I'm not sure this is the criticism you think it is. Wow, so you basically have to add quotes to get strings in some ambiguous situations?

Yeah sure you could probably improve YAML by getting rid of these weird pitfalls, but that is a minor improvement. The alternative isn't something like TOML, because YAML is optimized for hierarchical configuration. It's every vendor implementing a different syntax such as Hashicorp with their HCL [0].

[0] https://github.com/hashicorp/hcl

> https://noyaml.com/ is a decent overview of exactly how shit it is.

If that site lists all the complains that nitpickers managed to put together, it sounds like YAML is virtually perfect.

Also, to underline how silly and futile these nitpicking complains are, some YAML parsers already explicitly address silly things like the Norway problem.

This has literally never been a problem for me despite writing considerable amounts of YAML.

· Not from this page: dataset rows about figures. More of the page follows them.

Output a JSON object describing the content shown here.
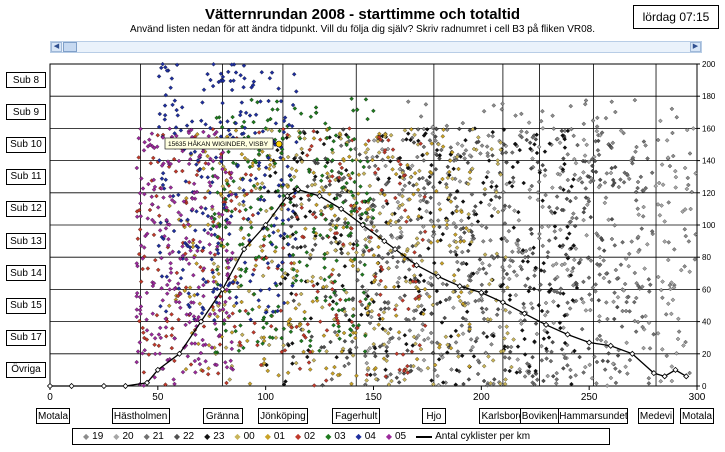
{
  "header": {
    "title": "Vätternrundan 2008 - starttimme och totaltid",
    "subtitle": "Använd listen nedan för att ändra tidpunkt. Vill du följa dig själv? Skriv radnumret i cell B3 på fliken VR08.",
    "clock": "lördag 07:15"
  },
  "sub_buttons": [
    "Sub 8",
    "Sub 9",
    "Sub 10",
    "Sub 11",
    "Sub 12",
    "Sub 13",
    "Sub 14",
    "Sub 15",
    "Sub 17",
    "Övriga"
  ],
  "location_buttons": [
    "Motala",
    "Hästholmen",
    "Gränna",
    "Jönköping",
    "Fagerhult",
    "Hjo",
    "Karlsborg",
    "Boviken",
    "Hammarsundet",
    "Medevi",
    "Motala"
  ],
  "tooltip": "15635 HÅKAN WIGINDER, VISBY",
  "legend": {
    "items": [
      "19",
      "20",
      "21",
      "22",
      "23",
      "00",
      "01",
      "02",
      "03",
      "04",
      "05"
    ],
    "line_label": "Antal cyklister per km"
  },
  "colors": {
    "19": "#8c8c8c",
    "20": "#a6a6a6",
    "21": "#707070",
    "22": "#505050",
    "23": "#111111",
    "00": "#c8b45a",
    "01": "#c9a227",
    "02": "#c0392b",
    "03": "#1e7a1e",
    "04": "#1f2f9e",
    "05": "#9b2a9b",
    "tooltip_bg": "#ffffe0",
    "highlight": "#ffd400"
  },
  "chart_data": {
    "type": "scatter",
    "title": "Vätternrundan 2008 - starttimme och totaltid",
    "x_axis": {
      "range": [
        0,
        300
      ],
      "ticks": [
        "0",
        "50",
        "100",
        "150",
        "200",
        "250",
        "300"
      ],
      "unit": "km"
    },
    "y2_axis": {
      "range": [
        0,
        200
      ],
      "ticks": [
        "0",
        "20",
        "40",
        "60",
        "80",
        "100",
        "120",
        "140",
        "160",
        "180",
        "200"
      ]
    },
    "grid": true,
    "legend_placement": "bottom",
    "checkpoints_km": {
      "Motala": 0,
      "Hästholmen": 42,
      "Gränna": 80,
      "Jönköping": 108,
      "Fagerhult": 142,
      "Hjo": 178,
      "Karlsborg": 210,
      "Boviken": 227,
      "Hammarsundet": 252,
      "Medevi": 281,
      "Motala_end": 300
    },
    "series": [
      {
        "name": "19",
        "x_range": [
          160,
          300
        ],
        "y_range": [
          0,
          178
        ]
      },
      {
        "name": "20",
        "x_range": [
          145,
          300
        ],
        "y_range": [
          0,
          165
        ]
      },
      {
        "name": "21",
        "x_range": [
          130,
          280
        ],
        "y_range": [
          0,
          160
        ]
      },
      {
        "name": "22",
        "x_range": [
          110,
          265
        ],
        "y_range": [
          0,
          160
        ]
      },
      {
        "name": "23",
        "x_range": [
          100,
          245
        ],
        "y_range": [
          0,
          160
        ]
      },
      {
        "name": "00",
        "x_range": [
          75,
          215
        ],
        "y_range": [
          0,
          160
        ]
      },
      {
        "name": "01",
        "x_range": [
          55,
          195
        ],
        "y_range": [
          0,
          160
        ]
      },
      {
        "name": "02",
        "x_range": [
          40,
          175
        ],
        "y_range": [
          0,
          160
        ]
      },
      {
        "name": "03",
        "x_range": [
          75,
          150
        ],
        "y_range": [
          20,
          180
        ]
      },
      {
        "name": "04",
        "x_range": [
          50,
          115
        ],
        "y_range": [
          40,
          200
        ]
      },
      {
        "name": "05",
        "x_range": [
          40,
          85
        ],
        "y_range": [
          0,
          160
        ]
      }
    ],
    "line_series": {
      "name": "Antal cyklister per km",
      "x": [
        0,
        10,
        25,
        35,
        45,
        50,
        60,
        70,
        80,
        90,
        100,
        110,
        115,
        125,
        135,
        145,
        155,
        160,
        170,
        180,
        190,
        200,
        210,
        220,
        230,
        240,
        250,
        260,
        270,
        280,
        285,
        290,
        295
      ],
      "y": [
        0,
        0,
        0,
        0,
        2,
        10,
        20,
        40,
        60,
        85,
        100,
        118,
        122,
        118,
        110,
        100,
        90,
        85,
        75,
        68,
        62,
        58,
        52,
        45,
        38,
        32,
        27,
        25,
        20,
        8,
        6,
        10,
        6
      ]
    }
  }
}
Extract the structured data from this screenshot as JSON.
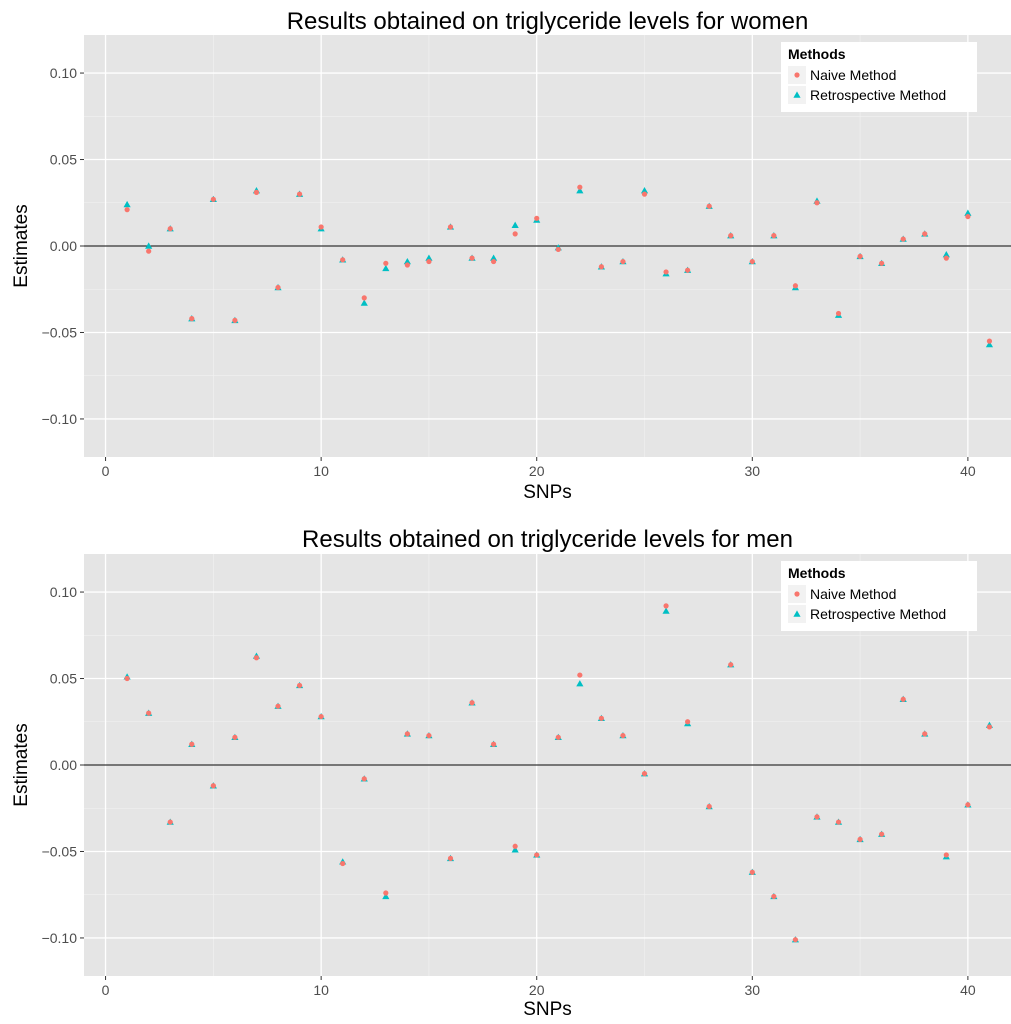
{
  "colors": {
    "panel_bg": "#e5e5e5",
    "grid_major": "#ffffff",
    "grid_minor": "#f2f2f2",
    "naive": "#f8766d",
    "retrospective": "#00bfc4",
    "zero_line": "#000000",
    "tick_label": "#4d4d4d"
  },
  "chart_data": [
    {
      "type": "scatter",
      "title": "Results obtained on triglyceride levels for women",
      "xlabel": "SNPs",
      "ylabel": "Estimates",
      "xlim": [
        -1,
        42
      ],
      "ylim": [
        -0.122,
        0.122
      ],
      "xticks": [
        0,
        10,
        20,
        30,
        40
      ],
      "yticks": [
        -0.1,
        -0.05,
        0.0,
        0.05,
        0.1
      ],
      "ytick_labels": [
        "−0.10",
        "−0.05",
        "0.00",
        "0.05",
        "0.10"
      ],
      "hline": 0,
      "grid": true,
      "legend": {
        "title": "Methods",
        "position": "top-right",
        "entries": [
          "Naive Method",
          "Retrospective Method"
        ]
      },
      "x": [
        1,
        2,
        3,
        4,
        5,
        6,
        7,
        8,
        9,
        10,
        11,
        12,
        13,
        14,
        15,
        16,
        17,
        18,
        19,
        20,
        21,
        22,
        23,
        24,
        25,
        26,
        27,
        28,
        29,
        30,
        31,
        32,
        33,
        34,
        35,
        36,
        37,
        38,
        39,
        40,
        41
      ],
      "series": [
        {
          "name": "Naive Method",
          "marker": "circle",
          "values": [
            0.021,
            -0.003,
            0.01,
            -0.042,
            0.027,
            -0.043,
            0.031,
            -0.024,
            0.03,
            0.011,
            -0.008,
            -0.03,
            -0.01,
            -0.011,
            -0.009,
            0.011,
            -0.007,
            -0.009,
            0.007,
            0.016,
            -0.002,
            0.034,
            -0.012,
            -0.009,
            0.03,
            -0.015,
            -0.014,
            0.023,
            0.006,
            -0.009,
            0.006,
            -0.023,
            0.025,
            -0.039,
            -0.006,
            -0.01,
            0.004,
            0.007,
            -0.007,
            0.017,
            -0.055
          ]
        },
        {
          "name": "Retrospective Method",
          "marker": "triangle",
          "values": [
            0.024,
            0.0,
            0.01,
            -0.042,
            0.027,
            -0.043,
            0.032,
            -0.024,
            0.03,
            0.01,
            -0.008,
            -0.033,
            -0.013,
            -0.009,
            -0.007,
            0.011,
            -0.007,
            -0.007,
            0.012,
            0.015,
            -0.001,
            0.032,
            -0.012,
            -0.009,
            0.032,
            -0.016,
            -0.014,
            0.023,
            0.006,
            -0.009,
            0.006,
            -0.024,
            0.026,
            -0.04,
            -0.006,
            -0.01,
            0.004,
            0.007,
            -0.005,
            0.019,
            -0.057
          ]
        }
      ]
    },
    {
      "type": "scatter",
      "title": "Results obtained on triglyceride levels for men",
      "xlabel": "SNPs",
      "ylabel": "Estimates",
      "xlim": [
        -1,
        42
      ],
      "ylim": [
        -0.122,
        0.122
      ],
      "xticks": [
        0,
        10,
        20,
        30,
        40
      ],
      "yticks": [
        -0.1,
        -0.05,
        0.0,
        0.05,
        0.1
      ],
      "ytick_labels": [
        "−0.10",
        "−0.05",
        "0.00",
        "0.05",
        "0.10"
      ],
      "hline": 0,
      "grid": true,
      "legend": {
        "title": "Methods",
        "position": "top-right",
        "entries": [
          "Naive Method",
          "Retrospective Method"
        ]
      },
      "x": [
        1,
        2,
        3,
        4,
        5,
        6,
        7,
        8,
        9,
        10,
        11,
        12,
        13,
        14,
        15,
        16,
        17,
        18,
        19,
        20,
        21,
        22,
        23,
        24,
        25,
        26,
        27,
        28,
        29,
        30,
        31,
        32,
        33,
        34,
        35,
        36,
        37,
        38,
        39,
        40,
        41
      ],
      "series": [
        {
          "name": "Naive Method",
          "marker": "circle",
          "values": [
            0.05,
            0.03,
            -0.033,
            0.012,
            -0.012,
            0.016,
            0.062,
            0.034,
            0.046,
            0.028,
            -0.057,
            -0.008,
            -0.074,
            0.018,
            0.017,
            -0.054,
            0.036,
            0.012,
            -0.047,
            -0.052,
            0.016,
            0.052,
            0.027,
            0.017,
            -0.005,
            0.092,
            0.025,
            -0.024,
            0.058,
            -0.062,
            -0.076,
            -0.101,
            -0.03,
            -0.033,
            -0.043,
            -0.04,
            0.038,
            0.018,
            -0.052,
            -0.023,
            0.022
          ]
        },
        {
          "name": "Retrospective Method",
          "marker": "triangle",
          "values": [
            0.051,
            0.03,
            -0.033,
            0.012,
            -0.012,
            0.016,
            0.063,
            0.034,
            0.046,
            0.028,
            -0.056,
            -0.008,
            -0.076,
            0.018,
            0.017,
            -0.054,
            0.036,
            0.012,
            -0.049,
            -0.052,
            0.016,
            0.047,
            0.027,
            0.017,
            -0.005,
            0.089,
            0.024,
            -0.024,
            0.058,
            -0.062,
            -0.076,
            -0.101,
            -0.03,
            -0.033,
            -0.043,
            -0.04,
            0.038,
            0.018,
            -0.053,
            -0.023,
            0.023
          ]
        }
      ]
    }
  ]
}
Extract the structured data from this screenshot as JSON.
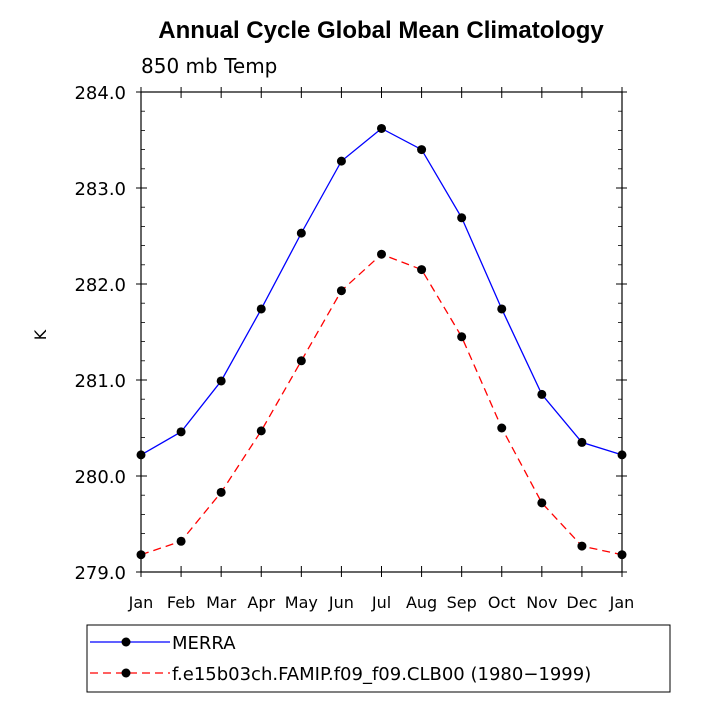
{
  "chart_data": {
    "type": "line",
    "title": "Annual Cycle Global Mean Climatology",
    "subtitle": "850 mb Temp",
    "ylabel": "K",
    "xlabel": "",
    "categories": [
      "Jan",
      "Feb",
      "Mar",
      "Apr",
      "May",
      "Jun",
      "Jul",
      "Aug",
      "Sep",
      "Oct",
      "Nov",
      "Dec",
      "Jan"
    ],
    "ylim": [
      279.0,
      284.0
    ],
    "yticks": [
      "279.0",
      "280.0",
      "281.0",
      "282.0",
      "283.0",
      "284.0"
    ],
    "grid": false,
    "legend_position": "bottom",
    "series": [
      {
        "name": "MERRA",
        "color": "#0000ff",
        "line_style": "solid",
        "values": [
          280.22,
          280.46,
          280.99,
          281.74,
          282.53,
          283.28,
          283.62,
          283.4,
          282.69,
          281.74,
          280.85,
          280.35,
          280.22
        ]
      },
      {
        "name": "f.e15b03ch.FAMIP.f09_f09.CLB00 (1980−1999)",
        "color": "#ff0000",
        "line_style": "dashed",
        "values": [
          279.18,
          279.32,
          279.83,
          280.47,
          281.2,
          281.93,
          282.31,
          282.15,
          281.45,
          280.5,
          279.72,
          279.27,
          279.18
        ]
      }
    ]
  }
}
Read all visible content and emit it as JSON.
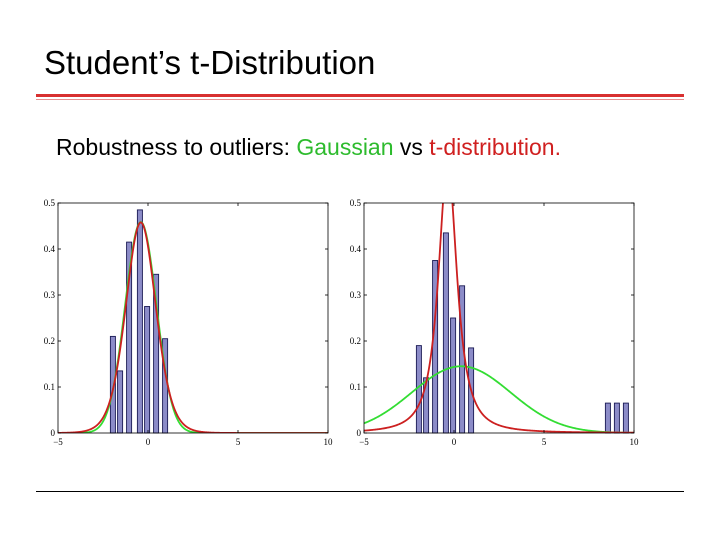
{
  "slide": {
    "title": "Student’s t-Distribution",
    "subtitle_parts": {
      "prefix": "Robustness to outliers: ",
      "gaussian": "Gaussian",
      "middle": " vs ",
      "tdist": "t-distribution."
    }
  },
  "colors": {
    "bars_fill": "#8c8cc8",
    "bars_stroke": "#1a1a55",
    "gaussian_curve": "#33dd33",
    "t_curve": "#cc2020",
    "title_rule": "#d83030"
  },
  "chart_data": [
    {
      "type": "bar",
      "xlim": [
        -5,
        10
      ],
      "ylim": [
        0,
        0.5
      ],
      "xticks": [
        "−5",
        "0",
        "5",
        "10"
      ],
      "yticks": [
        "0",
        "0.1",
        "0.2",
        "0.3",
        "0.4",
        "0.5"
      ],
      "bar_width": 0.28,
      "bars": [
        {
          "x": -1.95,
          "y": 0.21
        },
        {
          "x": -1.55,
          "y": 0.135
        },
        {
          "x": -1.05,
          "y": 0.415
        },
        {
          "x": -0.45,
          "y": 0.485
        },
        {
          "x": -0.05,
          "y": 0.275
        },
        {
          "x": 0.45,
          "y": 0.345
        },
        {
          "x": 0.95,
          "y": 0.205
        }
      ],
      "series": [
        {
          "kind": "gaussian",
          "mean": -0.4,
          "sd": 0.87,
          "color": "#33dd33"
        },
        {
          "kind": "student_t",
          "mu": -0.4,
          "scale": 0.85,
          "nu": 10,
          "color": "#cc2020"
        }
      ]
    },
    {
      "type": "bar",
      "xlim": [
        -5,
        10
      ],
      "ylim": [
        0,
        0.5
      ],
      "xticks": [
        "−5",
        "0",
        "5",
        "10"
      ],
      "yticks": [
        "0",
        "0.1",
        "0.2",
        "0.3",
        "0.4",
        "0.5"
      ],
      "bar_width": 0.28,
      "bars": [
        {
          "x": -1.95,
          "y": 0.19
        },
        {
          "x": -1.55,
          "y": 0.12
        },
        {
          "x": -1.05,
          "y": 0.375
        },
        {
          "x": -0.45,
          "y": 0.435
        },
        {
          "x": -0.05,
          "y": 0.25
        },
        {
          "x": 0.45,
          "y": 0.32
        },
        {
          "x": 0.95,
          "y": 0.185
        },
        {
          "x": 8.55,
          "y": 0.065
        },
        {
          "x": 9.05,
          "y": 0.065
        },
        {
          "x": 9.55,
          "y": 0.065
        }
      ],
      "series": [
        {
          "kind": "gaussian",
          "mean": 0.4,
          "sd": 2.75,
          "color": "#33dd33"
        },
        {
          "kind": "student_t",
          "mu": -0.35,
          "scale": 0.58,
          "nu": 1.5,
          "color": "#cc2020"
        }
      ]
    }
  ]
}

Frankly, this is a phantom benefit: the first thing people do in brackety-languages is define an indent standard. And it's not like a brackety language magically saves you from mis-nesting things if a bracket ends up misplaced.

just the No string is that it? Other than that I've never encoutered any other problem.

> 2-3 levels deep.

Same to python, all non-trivial code is like 4 level+ depth, big deal!

I normally write javascript and I switch to python easily from time to time. I cannot understand people who complain about spaces.